People often think you’re stupid if you’re Catholic, like you’re just some sheep in a herd or something. So how do I actually render my spiritual experience, which for me was very real, and was a huge change from like zero belief to — you know, from cynicism into awe.

BH: You talk a lot early on about your college professor Walt and his family, and I love that scene where you say, “It’s like I’ve been dragging along an extension cord unplugged from all compassion and suddenly found a socket. The room comes breathing back to life.” Can you talk a little bit about what those moments meant to you?

MK: To me that’s a moment of grace, and it’s also the presence of the Holy Spirit, I think.
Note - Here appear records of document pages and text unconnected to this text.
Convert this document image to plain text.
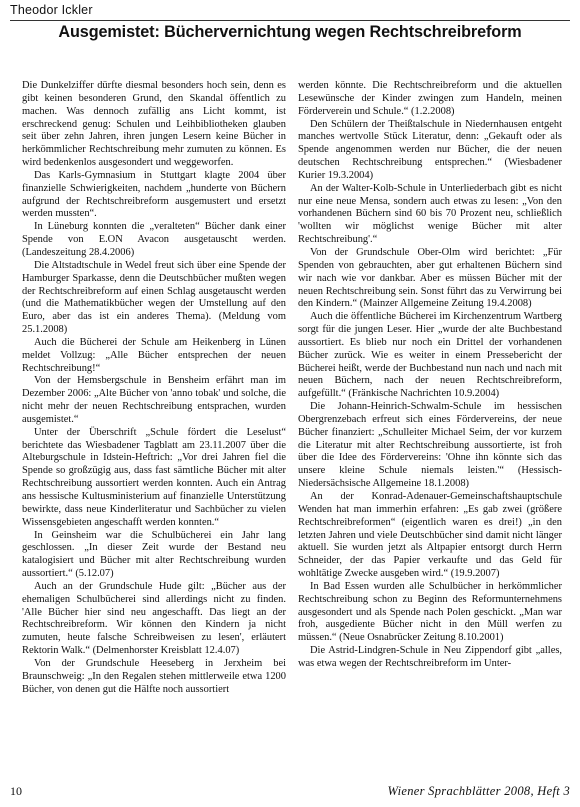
Theodor Ickler
Ausgemistet: Büchervernichtung wegen Rechtschreibreform

Die Dunkelziffer dürfte diesmal besonders hoch sein, denn es gibt keinen besonderen Grund, den Skandal öffentlich zu machen. Was dennoch zufällig ans Licht kommt, ist erschreckend genug: Schulen und Leihbibliotheken glauben seit über zehn Jahren, ihren jungen Lesern keine Bücher in herkömmlicher Rechtschreibung mehr zumuten zu können. Es wird bedenkenlos ausgesondert und weggeworfen.

Das Karls-Gymnasium in Stuttgart klagte 2004 über finanzielle Schwierigkeiten, nachdem „hunderte von Büchern aufgrund der Rechtschreibreform ausgemustert und ersetzt werden mussten“.

In Lüneburg konnten die „veralteten“ Bücher dank einer Spende von E.ON Avacon ausgetauscht werden. (Landeszeitung 28.4.2006)

Die Altstadtschule in Wedel freut sich über eine Spende der Hamburger Sparkasse, denn die Deutschbücher mußten wegen der Rechtschreibreform auf einen Schlag ausgetauscht werden (und die Mathematikbücher wegen der Umstellung auf den Euro, aber das ist ein anderes Thema). (Meldung vom 25.1.2008)

Auch die Bücherei der Schule am Heikenberg in Lünen meldet Vollzug: „Alle Bücher entsprechen der neuen Rechtschreibung!“

Von der Hemsbergschule in Bensheim erfährt man im Dezember 2006: „Alte Bücher von 'anno tobak' und solche, die nicht mehr der neuen Rechtschreibung entsprachen, wurden ausgemistet.“

Unter der Überschrift „Schule fördert die Leselust“ berichtete das Wiesbadener Tagblatt am 23.11.2007 über die Alteburgschule in Idstein-Heftrich: „Vor drei Jahren fiel die Spende so großzügig aus, dass fast sämtliche Bücher mit alter Rechtschreibung aussortiert werden konnten. Auch ein Antrag ans hessische Kultusministerium auf finanzielle Unterstützung bewirkte, dass neue Kinderliteratur und Sachbücher zu vielen Wissensgebieten angeschafft werden konnten.“

In Geinsheim war die Schulbücherei ein Jahr lang geschlossen. „In dieser Zeit wurde der Bestand neu katalogisiert und Bücher mit alter Rechtschreibung wurden aussortiert.“ (5.12.07)

Auch an der Grundschule Hude gilt: „Bücher aus der ehemaligen Schulbücherei sind allerdings nicht zu finden. 'Alle Bücher hier sind neu angeschafft. Das liegt an der Rechtschreibreform. Wir können den Kindern ja nicht zumuten, heute falsche Schreibweisen zu lesen', erläutert Rektorin Walk.“ (Delmenhorster Kreisblatt 12.4.07)

Von der Grundschule Heeseberg in Jerxheim bei Braunschweig: „In den Regalen stehen mittlerweile etwa 1200 Bücher, von denen gut die Hälfte noch aussortiert

werden könnte. Die Rechtschreibreform und die aktuellen Lesewünsche der Kinder zwingen zum Handeln, meinen Förderverein und Schule.“ (1.2.2008)

Den Schülern der Theißtalschule in Niedernhausen entgeht manches wertvolle Stück Literatur, denn: „Gekauft oder als Spende angenommen werden nur Bücher, die der neuen deutschen Rechtschreibung entsprechen.“ (Wiesbadener Kurier 19.3.2004)

An der Walter-Kolb-Schule in Unterliederbach gibt es nicht nur eine neue Mensa, sondern auch etwas zu lesen: „Von den vorhandenen Büchern sind 60 bis 70 Prozent neu, schließlich 'wollten wir möglichst wenige Bücher mit alter Rechtschreibung'.“

Von der Grundschule Ober-Olm wird berichtet: „Für Spenden von gebrauchten, aber gut erhaltenen Büchern sind wir nach wie vor dankbar. Aber es müssen Bücher mit der neuen Rechtschreibung sein. Sonst führt das zu Verwirrung bei den Kindern.“ (Mainzer Allgemeine Zeitung 19.4.2008)

Auch die öffentliche Bücherei im Kirchenzentrum Wartberg sorgt für die jungen Leser. Hier „wurde der alte Buchbestand aussortiert. Es blieb nur noch ein Drittel der vorhandenen Bücher zurück. Wie es weiter in einem Pressebericht der Bücherei heißt, werde der Buchbestand nun nach und nach mit neuen Büchern, nach der neuen Rechtschreibreform, aufgefüllt.“ (Fränkische Nachrichten 10.9.2004)

Die Johann-Heinrich-Schwalm-Schule im hessischen Obergrenzebach erfreut sich eines Fördervereins, der neue Bücher finanziert: „Schulleiter Michael Seim, der vor kurzem die Literatur mit alter Rechtschreibung aussortierte, ist froh über die Idee des Fördervereins: 'Ohne ihn könnte sich das unsere kleine Schule niemals leisten.'“ (Hessisch-Niedersächsische Allgemeine 18.1.2008)

An der Konrad-Adenauer-Gemeinschaftshauptschule Wenden hat man immerhin erfahren: „Es gab zwei (größere Rechtschreibreformen“ (eigentlich waren es drei!) „in den letzten Jahren und viele Deutschbücher sind damit nicht länger aktuell. Sie wurden jetzt als Altpapier entsorgt durch Herrn Schneider, der das Papier verkaufte und das Geld für wohltätige Zwecke ausgeben wird.“ (19.9.2007)

In Bad Essen wurden alle Schulbücher in herkömmlicher Rechtschreibung schon zu Beginn des Reformunternehmens ausgesondert und als Spende nach Polen geschickt. „Man war froh, ausgediente Bücher nicht in den Müll werfen zu müssen.“ (Neue Osnabrücker Zeitung 8.10.2001)

Die Astrid-Lindgren-Schule in Neu Zippendorf gibt „alles, was etwa wegen der Rechtschreibreform im Unter-

10	Wiener Sprachblätter 2008, Heft 3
And whether Walt was Christian or not and whether I was Christian or not, I think God is always looking for us. And as I said to my kid the other day, “Maybe there are some people who are so good and who are so nice, maybe they don’t need God or church.” But I need this stuff. This stuff is required. I’m a better human on the subway than I would be without this. And I see it now as a college professor — people come to college to re-invent themselves, you know, to be who they always wanted to be, and then they get there and discover they’re who they were before, and it’s horrifying to some.

I think for me, my faith has been about realizing not that the suffering doesn’t exist, not that there isn’t evil — I have a girlfriend I was talking to about prayer, she just started praying, and she said, you know, “Well, how do you explain the tragedy in Haiti? I’ve been crying all night,” and I was like, “Hell, I don’t know.” I wish I knew. Yeah, I give God the finger all the time and say, “You’re an amateur; this is a bad idea.” But I also don’t know that dying isn’t a good thing. I mean, we have pretty good evidence it’s not, it looks like it’s not from where we sit, but now I accept mystery. There was no mystery for me before; I really thought I had it all figured out. And now I at least know I don’t know. I do believe that there is a loving and benevolent God who is omnipotent and all-powerful, and yet I believe Haiti happened. And I also believe at the nexus of suffering is where love is.